Matt Locke – How are they approaching commissioning in Channel 4? [Thinking digital session notes]

Showered

Image from Flickr

Taking 6 million TV budget and spend it online – it’s very hard to reach attention of young audiences (14-19 year olds). So how to design for them?

What was life before internet? Most people thinking that revolution in media is about choice, the fact that you can have everything online, no need to go library etc. This is the paradigm shift, and young people can extrapolate back to limited choice.
But what young people have hard to understand is that before you didn’t have permission to speak in public. You had to have permission from public media (newspaper, TV station, etc.) to have voice.
The similar process happened in regarding to Phone boxes vs. Mobile phones. From stepping out of public space into the private space of phone box, towards new set of gestures and cultures to explain to by goers that you in a private space of phone conversation.

There are roughly six kinds of spaces:

  • Secret spaces – (Mobile, SMS, IM) – intimate spaces, we share them with people we know. We expect privacy, even though technology might not provide them.
  • Group spaces – (Bebo, Facebook, Tagged, etc.) – the conversation in this group is about sharing and re-enforcing the group idea. Even though the technology doesn’t provide privacy (MySpace page is public), they are talking to a limited group of people in their heads.
  • Publishing spaces – (LiveJournal, Blogger, Flickr, Photobucket, etc.) – using these tools to get students to peer review their work. Students put their stuff out on the blogs to other students to comment and engage in further converstations.
  • Performing spaces – (Second Life, World of Warcraft, Home, etc.) – people who perform in these spaces they reherse their identity and play by the certain roles
  • Participation spaces – (Marches, Meetings, Markets, Events) – the goal is to have/get something to happen. The architecture of these spaces allow for such actions.
  • Watching spaces – (Television, Gigs, Theatre, etc.) – They are trying to design services where they can ask each other who they think they are sharing space with.

In general social software will become commodity that will make the whole process ubiquitous.

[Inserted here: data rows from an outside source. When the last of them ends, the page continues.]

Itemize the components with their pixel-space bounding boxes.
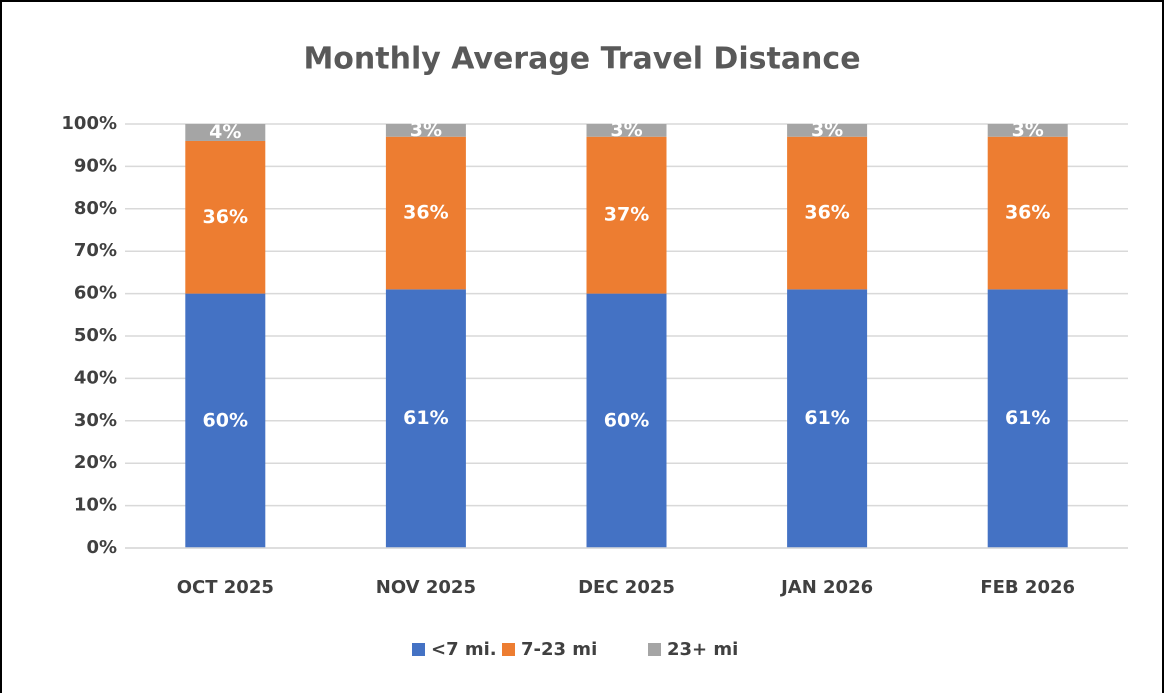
y-tick-label: 70% xyxy=(74,240,117,261)
x-tick-label: DEC 2025 xyxy=(578,577,675,598)
data-label: 60% xyxy=(203,409,248,431)
y-tick-label: 90% xyxy=(74,155,117,176)
bar-segment xyxy=(385,289,466,548)
y-tick-label: 50% xyxy=(74,325,117,346)
data-label: 60% xyxy=(604,409,649,431)
bar-segment xyxy=(185,293,266,548)
x-tick-label: JAN 2026 xyxy=(779,577,873,598)
data-label: 61% xyxy=(804,407,849,429)
data-label: 3% xyxy=(1012,119,1044,141)
legend-label: 23+ mi xyxy=(667,639,738,660)
bar-segment xyxy=(987,289,1068,548)
bar-segment xyxy=(385,136,466,290)
bar-segment xyxy=(385,124,466,137)
y-tick-label: 20% xyxy=(74,452,117,473)
legend-swatch xyxy=(412,643,425,656)
y-tick-label: 60% xyxy=(74,283,117,304)
data-label: 3% xyxy=(410,119,442,141)
y-tick-label: 0% xyxy=(86,537,117,558)
chart-title: Monthly Average Travel Distance xyxy=(303,42,860,77)
x-tick-label: OCT 2025 xyxy=(177,577,274,598)
y-tick-label: 80% xyxy=(74,198,117,219)
bar-segment xyxy=(185,140,266,294)
bar-segment xyxy=(787,136,868,290)
bar-segment xyxy=(787,124,868,137)
bar-segment xyxy=(586,124,667,137)
data-label: 36% xyxy=(403,202,448,224)
data-label: 36% xyxy=(804,202,849,224)
bar-segment xyxy=(987,136,1068,290)
data-label: 3% xyxy=(610,119,642,141)
y-tick-label: 100% xyxy=(61,113,117,134)
bar-segment xyxy=(586,136,667,294)
data-label: 4% xyxy=(209,121,241,143)
legend-label: <7 mi. xyxy=(431,639,497,660)
data-label: 61% xyxy=(1005,407,1050,429)
y-tick-label: 40% xyxy=(74,367,117,388)
data-label: 61% xyxy=(403,407,448,429)
data-label: 36% xyxy=(203,206,248,228)
data-label: 36% xyxy=(1005,202,1050,224)
y-tick-label: 10% xyxy=(74,495,117,516)
legend-label: 7-23 mi xyxy=(521,639,597,660)
x-tick-label: NOV 2025 xyxy=(376,577,476,598)
data-label: 37% xyxy=(604,204,649,226)
bar-segment xyxy=(586,293,667,548)
bar-segment xyxy=(787,289,868,548)
legend-swatch xyxy=(502,643,515,656)
legend-swatch xyxy=(648,643,661,656)
data-label: 3% xyxy=(811,119,843,141)
y-tick-label: 30% xyxy=(74,410,117,431)
x-tick-label: FEB 2026 xyxy=(980,577,1075,598)
bar-segment xyxy=(987,124,1068,137)
bar-segment xyxy=(185,124,266,141)
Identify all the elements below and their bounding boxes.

For teens, social embarrassment, is something that’s most problematic for these groups. When you design spaces for them, you have to watch out how you are designing around these so they are not expose to these problems.
There are also some things that teens are not prepared to tell to their peers who they know in everyday life, but would still like to discuss anonymously online.

How do you reinvent the world that is not about public – private but it’s about personal – social. You can’t really just join there as an organization, and you can’t just break into social spaces.
Organizations are used to having monopolies on attention, so there is also a big challenge to tame their ego’s before they can enter the space. How can organizations learn to dynamically change and shift their role depending on the needs of the social playing space.